A DAUGHTER is demanding answers over the state of her dad’s grave, claiming it has been left looking like a “clay pit”.
Julie Moody, 48, says she is disgusted about Geza Horvath’s grave after flowerpots and ornaments were removed from Pitsea New Cemetery, in Basildon.
Mrs Moody also says another person has been buried too close to her dad’s grave.
It is the second time she has had to complain, as in April last year, she alleged her dad was buried in the wrong plot.
She said: “It’s absolutely disgusting and has just been one thing after another.
“When you are buried, you expect to get some respect and my father has not had that.
“We went down on Monday and couldn’t believe what we saw.
“All of his snowdrops and primroses have been removed, as well as his ornaments.
“It’s clay soil so my sister had been taking top soil to make it look better and all of that had been removed, too.
“They have also buried another man next to my dad and there is just no space between them.

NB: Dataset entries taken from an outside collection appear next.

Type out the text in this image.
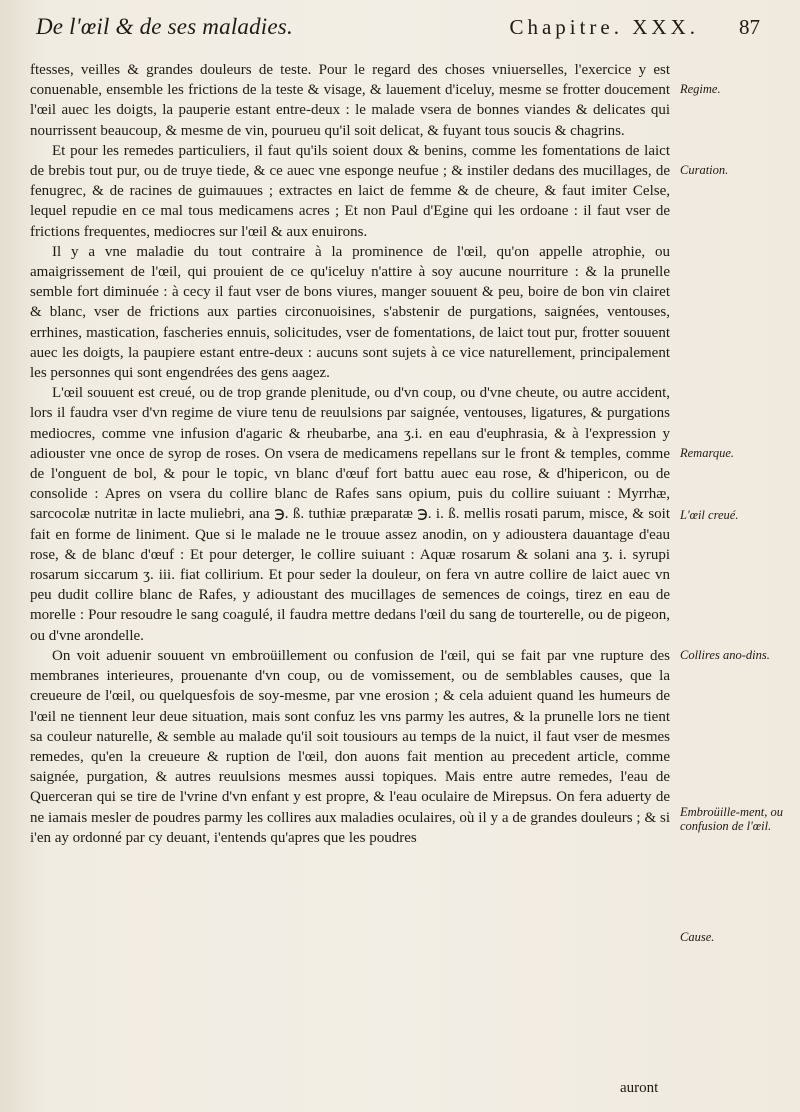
De l'œil & de ses maladies.	Chapitre. XXX. 87

ftesses, veilles & grandes douleurs de teste. Pour le regard des choses vniuerselles, l'exercice y est conuenable, ensemble les frictions de la teste & visage, & lauement d'iceluy, mesme se frotter doucement l'œil auec les doigts, la pauperie estant entre-deux : le malade vsera de bonnes viandes & delicates qui nourrissent beaucoup, & mesme de vin, pourueu qu'il soit delicat, & fuyant tous soucis & chagrins.

Et pour les remedes particuliers, il faut qu'ils soient doux & benins, comme les fomentations de laict de brebis tout pur, ou de truye tiede, & ce auec vne esponge neufue ; & instiler dedans des mucillages, de fenugrec, & de racines de guimauues ; extractes en laict de femme & de cheure, & faut imiter Celse, lequel repudie en ce mal tous medicamens acres ; Et non Paul d'Egine qui les ordoane : il faut vser de frictions frequentes, mediocres sur l'œil & aux enuirons.

Il y a vne maladie du tout contraire à la prominence de l'œil, qu'on appelle atrophie, ou amaigrissement de l'œil, qui prouient de ce qu'iceluy n'attire à soy aucune nourriture : & la prunelle semble fort diminuée : à cecy il faut vser de bons viures, manger souuent & peu, boire de bon vin clairet & blanc, vser de frictions aux parties circonuoisines, s'abstenir de purgations, saignées, ventouses, errhines, mastication, fascheries ennuis, solicitudes, vser de fomentations, de laict tout pur, frotter souuent auec les doigts, la paupiere estant entre-deux : aucuns sont sujets à ce vice naturellement, principalement les personnes qui sont engendrées des gens aagez.

L'œil souuent est creué, ou de trop grande plenitude, ou d'vn coup, ou d'vne cheute, ou autre accident, lors il faudra vser d'vn regime de viure tenu de reuulsions par saignée, ventouses, ligatures, & purgations mediocres, comme vne infusion d'agaric & rheubarbe, ana ʒ.i. en eau d'euphrasia, & à l'expression y adiouster vne once de syrop de roses. On vsera de medicamens repellans sur le front & temples, comme de l'onguent de bol, & pour le topic, vn blanc d'œuf fort battu auec eau rose, & d'hipericon, ou de consolide : Apres on vsera du collire blanc de Rafes sans opium, puis du collire suiuant : Myrrhæ, sarcocolæ nutritæ in lacte muliebri, ana ℈. ß. tuthiæ præparatæ ℈. i. ß. mellis rosati parum, misce, & soit fait en forme de liniment. Que si le malade ne le trouue assez anodin, on y adioustera dauantage d'eau rose, & de blanc d'œuf : Et pour deterger, le collire suiuant : Aquæ rosarum & solani ana ʒ. i. syrupi rosarum siccarum ʒ. iii. fiat collirium. Et pour seder la douleur, on fera vn autre collire de laict auec vn peu dudit collire blanc de Rafes, y adioustant des mucillages de semences de coings, tirez en eau de morelle : Pour resoudre le sang coagulé, il faudra mettre dedans l'œil du sang de tourterelle, ou de pigeon, ou d'vne arondelle.

On voit aduenir souuent vn embroüillement ou confusion de l'œil, qui se fait par vne rupture des membranes interieures, prouenante d'vn coup, ou de vomissement, ou de semblables causes, que la creueure de l'œil, ou quelquesfois de soy-mesme, par vne erosion ; & cela aduient quand les humeurs de l'œil ne tiennent leur deue situation, mais sont confuz les vns parmy les autres, & la prunelle lors ne tient sa couleur naturelle, & semble au malade qu'il soit tousiours au temps de la nuict, il faut vser de mesmes remedes, qu'en la creueure & ruption de l'œil, don auons fait mention au precedent article, comme saignée, purgation, & autres reuulsions mesmes aussi topiques. Mais entre autre remedes, l'eau de Querceran qui se tire de l'vrine d'vn enfant y est propre, & l'eau oculaire de Mirepsus. On fera aduerty de ne iamais mesler de poudres parmy les collires aux maladies oculaires, où il y a de grandes douleurs ; & si i'en ay ordonné par cy deuant, i'entends qu'apres que les poudres

Regime.
Curation.
Remarque.
L'œil creué.
Collires ano-dins.
Embroüille-ment, ou confusion de l'œil.
Cause.
auront
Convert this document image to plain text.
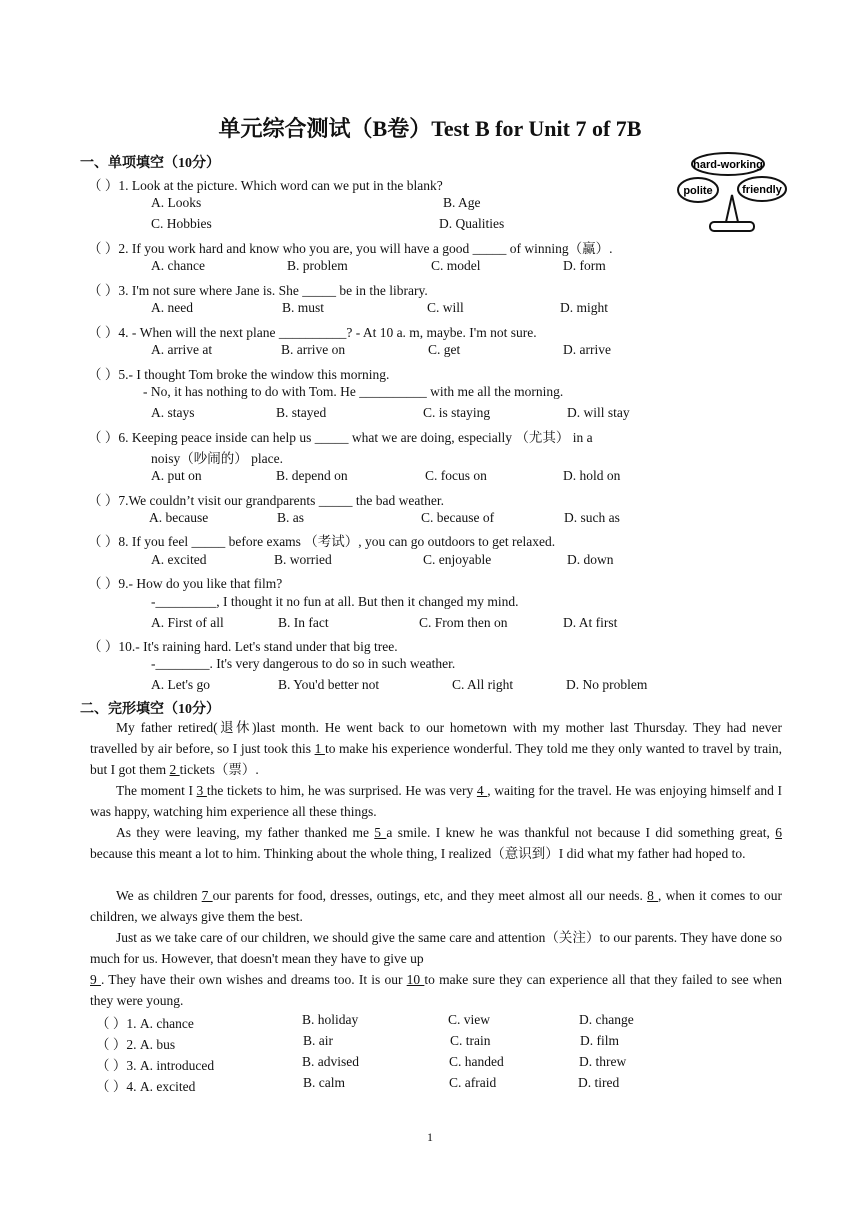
单元综合测试（B卷）Test B for Unit 7 of 7B
一、单项填空（10分）	hard-working
polite	friendly
（ ）1. Look at the picture. Which word can we put in the blank?
A. Looks	B. Age
C. Hobbies	D. Qualities
（ ）2. If you work hard and know who you are, you will have a good _____ of winning（赢）.
A. chance	B. problem	C. model	D. form
（ ）3. I'm not sure where Jane is. She _____ be in the library.
A. need	B. must	C. will	D. might
（ ）4. - When will the next plane __________? - At 10 a. m, maybe. I'm not sure.
A. arrive at	B. arrive on	C. get	D. arrive
（ ）5.- I thought Tom broke the window this morning.
- No, it has nothing to do with Tom. He __________ with me all the morning.
A. stays	B. stayed	C. is staying	D. will stay
（ ）6. Keeping peace inside can help us _____ what we are doing, especially （尤其） in a
noisy（吵闹的） place.
A. put on	B. depend on	C. focus on	D. hold on
（ ）7.We couldn’t visit our grandparents _____ the bad weather.
A. because	B. as	C. because of	D. such as
（ ）8. If you feel _____ before exams （考试）, you can go outdoors to get relaxed.
A. excited	B. worried	C. enjoyable	D. down
（ ）9.- How do you like that film?
-_________, I thought it no fun at all. But then it changed my mind.
A. First of all	B. In fact	C. From then on	D. At first
（ ）10.- It's raining hard. Let's stand under that big tree.
-________. It's very dangerous to do so in such weather.
A. Let's go	B. You'd better not	C. All right	D. No problem
二、完形填空（10分）
My father retired(退休)last month. He went back to our hometown with my mother last Thursday. They had never travelled by air before, so I just took this 1 to make his experience wonderful. They told me they only wanted to travel by train, but I got them 2 tickets（票）.
The moment I 3 the tickets to him, he was surprised. He was very 4 , waiting for the travel. He was enjoying himself and I was happy, watching him experience all these things.
As they were leaving, my father thanked me 5 a smile. I knew he was thankful not because I did something great, 6 because this meant a lot to him. Thinking about the whole thing, I realized（意识到）I did what my father had hoped to.
We as children 7 our parents for food, dresses, outings, etc, and they meet almost all our needs. 8 , when it comes to our children, we always give them the best.
Just as we take care of our children, we should give the same care and attention（关注）to our parents. They have done so much for us. However, that doesn't mean they have to give up
9 . They have their own wishes and dreams too. It is our 10 to make sure they can experience all that they failed to see when they were young.
（ ）1. A. chance	B. holiday	C. view	D. change
（ ）2. A. bus	B. air	C. train	D. film
（ ）3. A. introduced	B. advised	C. handed	D. threw
（ ）4. A. excited	B. calm	C. afraid	D. tired
1
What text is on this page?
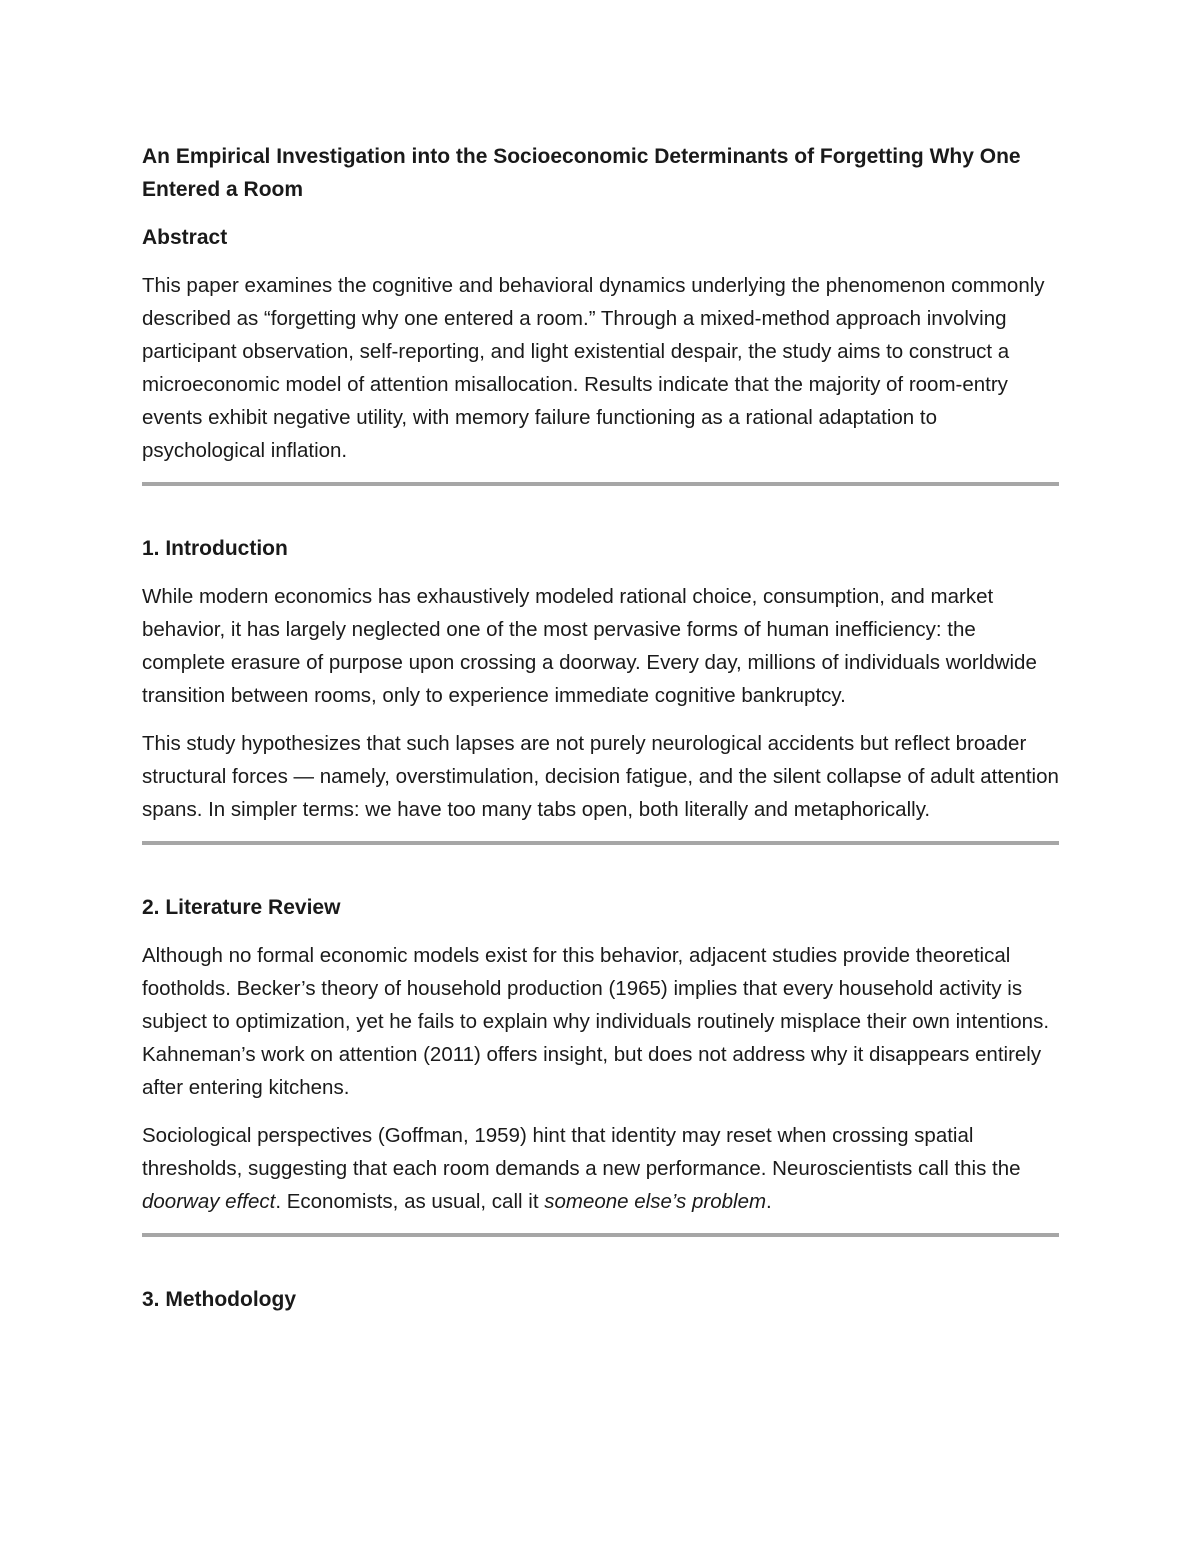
An Empirical Investigation into the Socioeconomic Determinants of Forgetting Why One Entered a Room
Abstract

This paper examines the cognitive and behavioral dynamics underlying the phenomenon commonly described as “forgetting why one entered a room.” Through a mixed-method approach involving participant observation, self-reporting, and light existential despair, the study aims to construct a microeconomic model of attention misallocation. Results indicate that the majority of room-entry events exhibit negative utility, with memory failure functioning as a rational adaptation to psychological inflation.

1. Introduction

While modern economics has exhaustively modeled rational choice, consumption, and market behavior, it has largely neglected one of the most pervasive forms of human inefficiency: the complete erasure of purpose upon crossing a doorway. Every day, millions of individuals worldwide transition between rooms, only to experience immediate cognitive bankruptcy.

This study hypothesizes that such lapses are not purely neurological accidents but reflect broader structural forces — namely, overstimulation, decision fatigue, and the silent collapse of adult attention spans. In simpler terms: we have too many tabs open, both literally and metaphorically.

2. Literature Review

Although no formal economic models exist for this behavior, adjacent studies provide theoretical footholds. Becker’s theory of household production (1965) implies that every household activity is subject to optimization, yet he fails to explain why individuals routinely misplace their own intentions. Kahneman’s work on attention (2011) offers insight, but does not address why it disappears entirely after entering kitchens.

Sociological perspectives (Goffman, 1959) hint that identity may reset when crossing spatial thresholds, suggesting that each room demands a new performance. Neuroscientists call this the doorway effect. Economists, as usual, call it someone else’s problem.

3. Methodology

It’s turned it into a clay pit.
“We came away absolutely sickened.”
Mrs Moody, from Rugby, first complained in April when she said Mr Horvath, 78, of Basildon, was buried in the wrong plot.
Basildon Council, which runs the cemetery, has denied the claims.
Mrs Moody said: “We didn’t realise at the funeral, because we were obviously distraught.
“But we asked questions and then the council finally told us in a letter what it had done, a month later.
“We’re just devastated by all of this.”
A council spokesman asked the family to get in touch to discuss their issues.
He said: “A burial took place recently near to Mr Horvath's grave and, to allow access to the new plot, some ornaments from nearby graves would have been removed and then replaced.
“We appreciate this is a sensitive issue and may cause distress.
“However, it is common practise and has to be done to allow new burials to take place.
“In terms of burying in the wrong plot, we do not allocate specific plots for new graves and would not have allocated a plot for Mr Horvath.
“The new grave has not been placed too close to nearby graves.
There is an average four foot gap between most graves at the cemetery.”